Shoulder to shoulder, they struck out for the beach.
“Going to be freezing with that lake wind,” Simon said.
The wind came in harsh off the water, watering Zac’s eyes as they walked into it. At the end of the street, they peered into the night. Other than the streetlight under which they stood, the beach was left to the darkness, but as they cleared the first incline toward the water, orange lights glowed at random to their left and right.
“Fire pits,” Zac said. “Come on.”
As they padded down the beach, Simon’s strides seemed longer than usual. Oh, right— Zac was setting the pace, practically running. The fires flickered against the young night, illuminating hunched backs on the near side of each circle and faces on the far side. Four pits in total, and three of them thronged with noisy, cheery groups. At the fourth, a single figure huddled, back to them, pale hair cascading halfway to her hips.
“There,” Simon said.
Adrenaline surged into Zac’s system. “Stay here for a minute.”

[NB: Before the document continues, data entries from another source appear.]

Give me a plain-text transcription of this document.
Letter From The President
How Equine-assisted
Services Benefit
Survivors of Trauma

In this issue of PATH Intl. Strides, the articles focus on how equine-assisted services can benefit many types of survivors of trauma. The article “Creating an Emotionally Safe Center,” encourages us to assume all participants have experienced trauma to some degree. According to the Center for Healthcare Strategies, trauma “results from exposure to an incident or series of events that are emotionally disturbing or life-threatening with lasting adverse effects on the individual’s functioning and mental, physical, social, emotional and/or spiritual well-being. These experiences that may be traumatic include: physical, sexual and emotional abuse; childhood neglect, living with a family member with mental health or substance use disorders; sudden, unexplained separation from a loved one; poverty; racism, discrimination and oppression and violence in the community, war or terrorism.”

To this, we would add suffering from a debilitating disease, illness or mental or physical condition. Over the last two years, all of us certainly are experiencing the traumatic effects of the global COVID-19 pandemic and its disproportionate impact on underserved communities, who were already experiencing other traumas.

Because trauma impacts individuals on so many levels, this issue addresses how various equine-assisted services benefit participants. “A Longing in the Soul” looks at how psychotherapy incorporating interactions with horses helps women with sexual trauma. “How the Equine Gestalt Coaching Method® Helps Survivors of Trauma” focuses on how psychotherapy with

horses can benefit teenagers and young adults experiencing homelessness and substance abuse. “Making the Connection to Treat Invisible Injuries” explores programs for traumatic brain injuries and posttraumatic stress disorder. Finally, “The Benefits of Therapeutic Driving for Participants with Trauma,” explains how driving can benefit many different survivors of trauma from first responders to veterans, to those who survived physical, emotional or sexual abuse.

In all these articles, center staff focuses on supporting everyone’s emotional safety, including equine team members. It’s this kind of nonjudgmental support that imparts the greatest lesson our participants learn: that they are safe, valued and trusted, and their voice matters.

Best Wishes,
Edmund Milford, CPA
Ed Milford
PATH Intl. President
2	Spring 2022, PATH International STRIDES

He headed across the sand without taking off his shoes. He might have to chase her, and at this point, hang it all, he wouldn’t hesitate to do so in front of witnesses.
She was crouched close to the flames, feeding them. Sparks popped and rose into the night to die over her head. Zac approached her from the side, but she didn’t catch sight of him. Beside her lay an accordion file folder. Two more were succumbing to the fire, only seconds ago set atop the kindling wood, writhing and shrinking and falling apart into ashes. Papers within them began to scorch. She threw the stack in her hand onto the rest.
Not rushing her took all his willpower. Instead he called out. “Rachel.”
She grabbed the folder and jumped to her feet. Past the circle of firelight she couldn’t see him. “Zac?”
“It’s me.”
“What are you doing here?” She clasped the folder in her arms.
“Did you take it?” He dropped his voice. The water would magnify echoes. “Rachel, please, the cure, did you take it?”
“Soon.” She spoke the word with the purest grade of hope and relief. “As soon as I’ve finished with my pyre.”